Compiling with and without -G will have a substantial effect on GPU code generation. Without going further, I would be suspicious about your loops (e.g. the while loop) which can have variable trip count. For the boolean condition for that loop termination, I’d be concerned that it is not behaving as you expect. Otherwise, code compiled with -G should almost always run slower than the same code compiled without it.

If you want further help, you may get better results here if you provide a stripped down code that demonstrates the issue, that someone else could compile and run. Since you’ve localized the issue to a single kernel call, that doesn’t seem terribly difficult to me, but I haven’t really studied your code.

It will also be useful if you provide the exact compile command generated by VS in each case.

Running your code with the profiler in each case may offer some clues, and even using strategic in-kernel printf statements may give you some clues, especially when it comes to things like loop trip counts.

In Visual Studio there is an host side optimization flag for the CUDA C/C++ compiler and I disabled the optimization there, therefore the /Od flag appears in the compiler call.

These are the compiler calls I’m using:

Debug: “nvcc.exe” --use-local-env --cl-version 2013 -ccbin “x86_amd64” -rdc=true -I"cub-1.5.2" -G --keep-dir x64\relWithDebInfo -maxrregcount=64 --ptxas-options=-v --machine 64 --compile -cudart static -use_fast_math -Xcompiler "/EHsc /W3 /nologo /Od /Zi " -o %(Filename)%(Extension).obj “%(FullPath)”

Release: “nvcc.exe” --use-local-env --cl-version 2013 -ccbin “x86_amd64” -rdc=true -I"cub-1.5.2" --keep-dir x64\Release -maxrregcount=64 --machine 64 --compile -cudart static -Xcompiler "/EHsc /W3 /nologo /Od /Zi " -o %(Filename)%(Extension).obj “%(FullPath)”

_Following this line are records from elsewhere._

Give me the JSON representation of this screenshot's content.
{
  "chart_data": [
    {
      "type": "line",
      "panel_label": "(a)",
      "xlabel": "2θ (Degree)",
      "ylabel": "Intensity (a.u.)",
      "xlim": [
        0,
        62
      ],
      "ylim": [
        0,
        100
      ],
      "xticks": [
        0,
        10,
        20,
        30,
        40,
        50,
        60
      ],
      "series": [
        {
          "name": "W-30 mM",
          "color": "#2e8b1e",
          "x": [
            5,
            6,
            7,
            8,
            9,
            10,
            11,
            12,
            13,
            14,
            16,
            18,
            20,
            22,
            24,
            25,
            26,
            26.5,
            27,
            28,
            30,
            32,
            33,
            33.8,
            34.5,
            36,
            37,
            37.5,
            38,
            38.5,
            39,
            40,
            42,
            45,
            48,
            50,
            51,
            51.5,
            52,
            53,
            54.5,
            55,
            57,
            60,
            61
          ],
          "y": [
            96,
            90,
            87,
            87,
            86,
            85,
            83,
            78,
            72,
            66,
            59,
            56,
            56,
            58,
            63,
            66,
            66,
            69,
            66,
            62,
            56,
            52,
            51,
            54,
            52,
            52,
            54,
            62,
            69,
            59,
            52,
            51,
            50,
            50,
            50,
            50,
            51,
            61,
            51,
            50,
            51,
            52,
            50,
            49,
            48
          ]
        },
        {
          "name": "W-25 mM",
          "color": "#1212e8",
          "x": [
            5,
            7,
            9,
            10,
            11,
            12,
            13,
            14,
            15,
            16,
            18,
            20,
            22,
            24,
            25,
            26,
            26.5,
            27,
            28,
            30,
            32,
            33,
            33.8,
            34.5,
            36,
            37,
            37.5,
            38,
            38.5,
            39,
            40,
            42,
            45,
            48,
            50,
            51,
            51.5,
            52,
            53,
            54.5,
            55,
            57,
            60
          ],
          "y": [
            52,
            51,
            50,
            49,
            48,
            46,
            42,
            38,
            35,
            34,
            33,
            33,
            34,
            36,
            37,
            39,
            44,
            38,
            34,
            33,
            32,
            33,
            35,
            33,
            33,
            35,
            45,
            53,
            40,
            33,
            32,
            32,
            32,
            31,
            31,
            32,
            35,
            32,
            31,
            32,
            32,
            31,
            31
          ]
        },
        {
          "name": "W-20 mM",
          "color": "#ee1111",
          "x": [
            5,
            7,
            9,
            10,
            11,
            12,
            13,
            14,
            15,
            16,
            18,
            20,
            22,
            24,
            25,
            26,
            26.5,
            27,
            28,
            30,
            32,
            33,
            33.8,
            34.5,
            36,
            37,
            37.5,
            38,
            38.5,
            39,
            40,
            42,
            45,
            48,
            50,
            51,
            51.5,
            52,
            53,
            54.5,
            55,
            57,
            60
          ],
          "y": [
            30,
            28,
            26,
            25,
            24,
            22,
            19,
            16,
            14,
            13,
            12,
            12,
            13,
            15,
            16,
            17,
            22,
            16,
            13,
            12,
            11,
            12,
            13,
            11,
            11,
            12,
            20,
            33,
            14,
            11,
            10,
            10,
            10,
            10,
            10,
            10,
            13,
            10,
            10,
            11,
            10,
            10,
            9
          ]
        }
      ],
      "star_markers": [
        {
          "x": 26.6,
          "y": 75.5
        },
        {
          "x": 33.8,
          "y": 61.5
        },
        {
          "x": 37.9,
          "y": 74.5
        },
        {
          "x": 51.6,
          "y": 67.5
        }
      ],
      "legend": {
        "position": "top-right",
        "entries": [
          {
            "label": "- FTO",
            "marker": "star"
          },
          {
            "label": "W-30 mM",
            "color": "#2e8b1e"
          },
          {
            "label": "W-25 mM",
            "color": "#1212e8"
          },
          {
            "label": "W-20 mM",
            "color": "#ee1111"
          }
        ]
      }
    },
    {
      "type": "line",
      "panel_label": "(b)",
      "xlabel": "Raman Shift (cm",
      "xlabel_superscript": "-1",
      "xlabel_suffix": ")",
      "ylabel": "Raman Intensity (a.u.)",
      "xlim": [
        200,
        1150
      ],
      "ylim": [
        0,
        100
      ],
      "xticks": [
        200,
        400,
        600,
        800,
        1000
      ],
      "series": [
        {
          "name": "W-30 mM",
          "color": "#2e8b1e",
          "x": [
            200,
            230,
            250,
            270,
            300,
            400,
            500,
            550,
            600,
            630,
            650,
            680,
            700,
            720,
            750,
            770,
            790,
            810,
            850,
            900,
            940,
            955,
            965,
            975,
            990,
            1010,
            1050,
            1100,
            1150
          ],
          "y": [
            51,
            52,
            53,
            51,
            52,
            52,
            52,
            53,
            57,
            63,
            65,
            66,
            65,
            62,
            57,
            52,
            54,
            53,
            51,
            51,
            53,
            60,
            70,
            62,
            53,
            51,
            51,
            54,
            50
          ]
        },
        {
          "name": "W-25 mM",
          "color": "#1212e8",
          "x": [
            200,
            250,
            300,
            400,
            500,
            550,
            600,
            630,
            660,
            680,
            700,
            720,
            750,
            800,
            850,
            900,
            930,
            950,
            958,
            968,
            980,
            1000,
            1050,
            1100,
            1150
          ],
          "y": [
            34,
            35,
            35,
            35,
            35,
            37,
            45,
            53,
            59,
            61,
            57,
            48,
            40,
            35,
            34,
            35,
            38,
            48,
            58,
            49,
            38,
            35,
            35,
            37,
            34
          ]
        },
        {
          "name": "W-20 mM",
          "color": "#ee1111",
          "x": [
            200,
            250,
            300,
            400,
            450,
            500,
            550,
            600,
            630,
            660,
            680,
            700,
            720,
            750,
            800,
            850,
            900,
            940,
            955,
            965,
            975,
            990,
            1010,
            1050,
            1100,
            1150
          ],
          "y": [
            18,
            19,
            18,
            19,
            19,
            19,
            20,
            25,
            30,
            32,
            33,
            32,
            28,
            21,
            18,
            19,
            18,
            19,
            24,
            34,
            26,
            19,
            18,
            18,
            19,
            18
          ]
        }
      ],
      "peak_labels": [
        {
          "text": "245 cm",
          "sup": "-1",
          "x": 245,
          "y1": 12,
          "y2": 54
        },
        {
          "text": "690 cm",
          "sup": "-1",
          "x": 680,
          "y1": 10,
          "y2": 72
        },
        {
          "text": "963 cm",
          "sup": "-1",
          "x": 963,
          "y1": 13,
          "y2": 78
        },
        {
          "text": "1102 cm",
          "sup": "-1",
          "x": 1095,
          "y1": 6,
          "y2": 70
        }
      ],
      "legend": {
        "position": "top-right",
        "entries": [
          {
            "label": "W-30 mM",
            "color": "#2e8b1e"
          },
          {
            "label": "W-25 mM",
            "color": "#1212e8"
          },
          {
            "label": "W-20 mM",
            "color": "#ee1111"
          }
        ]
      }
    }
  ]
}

That’s good to know, thanks. I will look further into that matter.

I ran my kernel through the Visual Profiler and used the new Kernel Profile - PC Sampling function to get an idea on how different the two kernel versions are. I can upload these results somewhere but at least from my point of view, it is hard to get a full picture from the assembly code. Anyway, I noticed that the release version of the assembly code is about 4700 instructions long and the debug version is only about 900 instructions long, that factor is quite similar to the performance hit.

Regarding the loop trip count. The trip count is related to the input data of the overall algorithm, but the same input is used for both, the release and the debug and there is no random element (like RANSAC) within the algorithm.

If you want to provide a short, complete code, that just runs this kernel once and demonstrates that difference, I’ll take another look.

I’m not sure why you have -use_fast_math specified on the debug build but not on the release build, but I’m also not sure that is connected in any way with your observation.